0dfod · 16/09/2015 10:26

This reply has been deleted

Message withdrawn at poster's request.

Lightbulbon · 16/09/2015 10:35

Honestly just find someone without DCs to get involved with.

Makeminered · 16/09/2015 10:44

You met him and came away more sure of the relationship. Isn't it likely that he spent real time with you and came away with doubts about the seriousness of his feelings for you.

The daughter bit might be a red herring and just an excuse to cool things with you. Or he really may be putting his dd first, which is how it should be.

I'd back off, put less pressure on him and see how it goes.

TripTrapTripTrapOverTheBridge · 16/09/2015 10:50

Sorry, I have to agree that it's a red flag for the guy, potentially you too, but you seem to be seriously intense here!

Is this the first time you have met since chatting for 3 months?

seriously, you've talked online for a bit. Met once. Whether that was the case or not his daughter would/should come first.

Maybe try a bit of normal dating? Perhaps with someone who hasn't been scared off?

MistressDeeCee · 17/09/2015 01:50

You funded his trip down yet he spends time with his DD and shuts you out?

Yes his DD must come 1st but I am very wary of men who hold their child up as the reason they can have 1 foot in & 1 foot out of a relationship. I wouldn't buy that story. After all a child isnt awake for 24 hours whats preventing a quick meet up, if that? Whats he doing, sitting round the house with her or taking her out?

If a man is so dedicated to his child that he can't speak to you then he isn't going to make space for you. I bet he will if he needs something from you tho.

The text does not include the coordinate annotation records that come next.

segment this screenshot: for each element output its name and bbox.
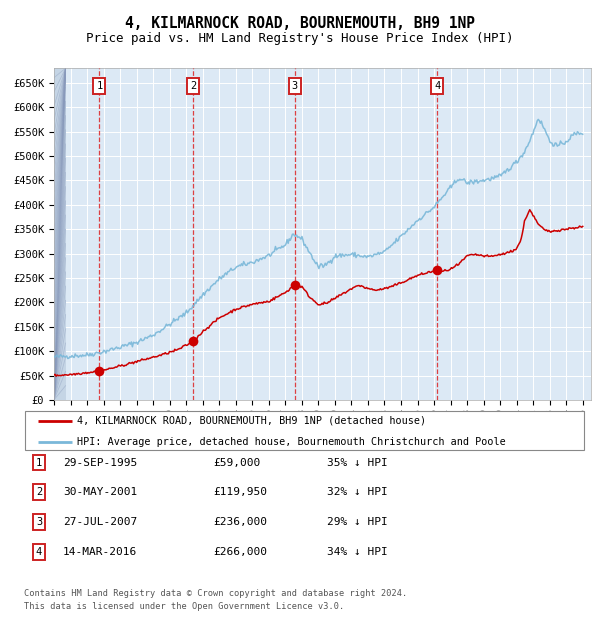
Text: Contains HM Land Registry data © Crown copyright and database right 2024.
This d: Contains HM Land Registry data © Crown c…: [24, 590, 407, 611]
Text: 3: 3: [36, 517, 42, 527]
Text: 2: 2: [190, 81, 196, 91]
Text: 32% ↓ HPI: 32% ↓ HPI: [327, 487, 388, 497]
Text: 4: 4: [36, 547, 42, 557]
Text: 34% ↓ HPI: 34% ↓ HPI: [327, 547, 388, 557]
Text: 27-JUL-2007: 27-JUL-2007: [63, 517, 137, 527]
Text: £59,000: £59,000: [213, 458, 260, 467]
Text: HPI: Average price, detached house, Bournemouth Christchurch and Poole: HPI: Average price, detached house, Bour…: [77, 437, 506, 447]
Text: £119,950: £119,950: [213, 487, 267, 497]
Text: 29% ↓ HPI: 29% ↓ HPI: [327, 517, 388, 527]
Text: 14-MAR-2016: 14-MAR-2016: [63, 547, 137, 557]
Text: 35% ↓ HPI: 35% ↓ HPI: [327, 458, 388, 467]
Text: 30-MAY-2001: 30-MAY-2001: [63, 487, 137, 497]
Text: £266,000: £266,000: [213, 547, 267, 557]
Text: 1: 1: [36, 458, 42, 467]
Text: Price paid vs. HM Land Registry's House Price Index (HPI): Price paid vs. HM Land Registry's House …: [86, 32, 514, 45]
Text: 1: 1: [97, 81, 103, 91]
Text: £236,000: £236,000: [213, 517, 267, 527]
Text: 4, KILMARNOCK ROAD, BOURNEMOUTH, BH9 1NP: 4, KILMARNOCK ROAD, BOURNEMOUTH, BH9 1NP: [125, 16, 475, 31]
Text: 2: 2: [36, 487, 42, 497]
Text: 29-SEP-1995: 29-SEP-1995: [63, 458, 137, 467]
Text: 4: 4: [434, 81, 440, 91]
Text: 3: 3: [292, 81, 298, 91]
FancyBboxPatch shape: [25, 411, 584, 449]
Bar: [54, 68, 65, 400]
Text: 4, KILMARNOCK ROAD, BOURNEMOUTH, BH9 1NP (detached house): 4, KILMARNOCK ROAD, BOURNEMOUTH, BH9 1NP…: [77, 415, 427, 425]
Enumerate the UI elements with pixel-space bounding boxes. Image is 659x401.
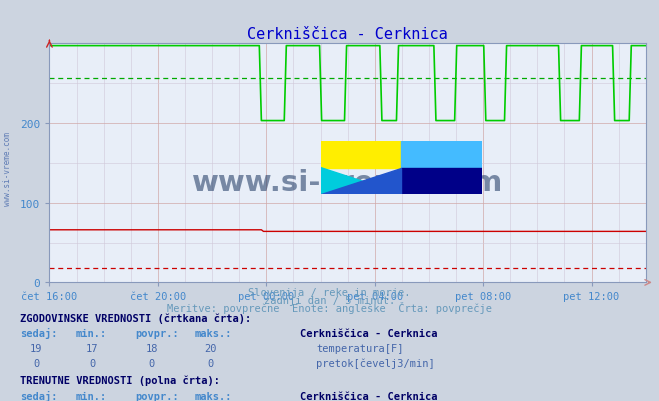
Polygon shape bbox=[321, 168, 401, 194]
Text: 0: 0 bbox=[89, 358, 96, 369]
Text: maks.:: maks.: bbox=[194, 391, 232, 401]
Text: Meritve: povprečne  Enote: angleške  Črta: povprečje: Meritve: povprečne Enote: angleške Črta:… bbox=[167, 301, 492, 313]
Polygon shape bbox=[321, 168, 401, 194]
Text: 0: 0 bbox=[148, 358, 155, 369]
Text: sedaj:: sedaj: bbox=[20, 389, 57, 401]
Text: 0: 0 bbox=[33, 358, 40, 369]
Text: 19: 19 bbox=[30, 343, 42, 353]
Text: min.:: min.: bbox=[76, 391, 107, 401]
Text: 17: 17 bbox=[86, 343, 98, 353]
Bar bbox=[401, 142, 482, 168]
Text: Cerkniščica - Cerknica: Cerkniščica - Cerknica bbox=[300, 391, 438, 401]
Text: min.:: min.: bbox=[76, 328, 107, 338]
Text: zadnji dan / 5 minut.: zadnji dan / 5 minut. bbox=[264, 295, 395, 305]
Text: temperatura[F]: temperatura[F] bbox=[316, 343, 404, 353]
Text: 18: 18 bbox=[146, 343, 158, 353]
Text: pretok[čevelj3/min]: pretok[čevelj3/min] bbox=[316, 358, 435, 369]
Text: povpr.:: povpr.: bbox=[135, 328, 179, 338]
Bar bbox=[401, 168, 482, 194]
Text: maks.:: maks.: bbox=[194, 328, 232, 338]
Text: 20: 20 bbox=[205, 343, 217, 353]
Text: sedaj:: sedaj: bbox=[20, 327, 57, 338]
Title: Cerkniščica - Cerknica: Cerkniščica - Cerknica bbox=[247, 26, 448, 42]
Bar bbox=[321, 142, 401, 168]
Text: ZGODOVINSKE VREDNOSTI (črtkana črta):: ZGODOVINSKE VREDNOSTI (črtkana črta): bbox=[20, 312, 251, 323]
Text: 0: 0 bbox=[208, 358, 214, 369]
Text: Cerkniščica - Cerknica: Cerkniščica - Cerknica bbox=[300, 328, 438, 338]
Text: TRENUTNE VREDNOSTI (polna črta):: TRENUTNE VREDNOSTI (polna črta): bbox=[20, 375, 219, 385]
Text: povpr.:: povpr.: bbox=[135, 391, 179, 401]
Text: www.si-vreme.com: www.si-vreme.com bbox=[192, 168, 503, 196]
Text: Slovenija / reke in morje.: Slovenija / reke in morje. bbox=[248, 288, 411, 298]
Text: www.si-vreme.com: www.si-vreme.com bbox=[3, 132, 12, 205]
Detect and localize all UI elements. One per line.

These stories are always a blueprint..man has oh so terrible ex (of course he gives you all the back detail then you conveniently forget there are 2 sides to every story/he is making excuses for not seeing his DC as often as he should) ...then as soon as he gets near ex & child the new partner doesn't even feature...Im not saying every relationship of the kind you have is like that but when it is like that then the blueprint kicks in..you are rendered invisible.

You don't know this man and he sounds shady to me, not to mention a drama-llama. Leave him alone unless you want his tales of woe re. ex and DD (+ willingness to accept money from you then ignore you) to create a huge headache. In your shoes I wouldnt even be thinking of dating him much less introducing him to my DCs, thats for sure.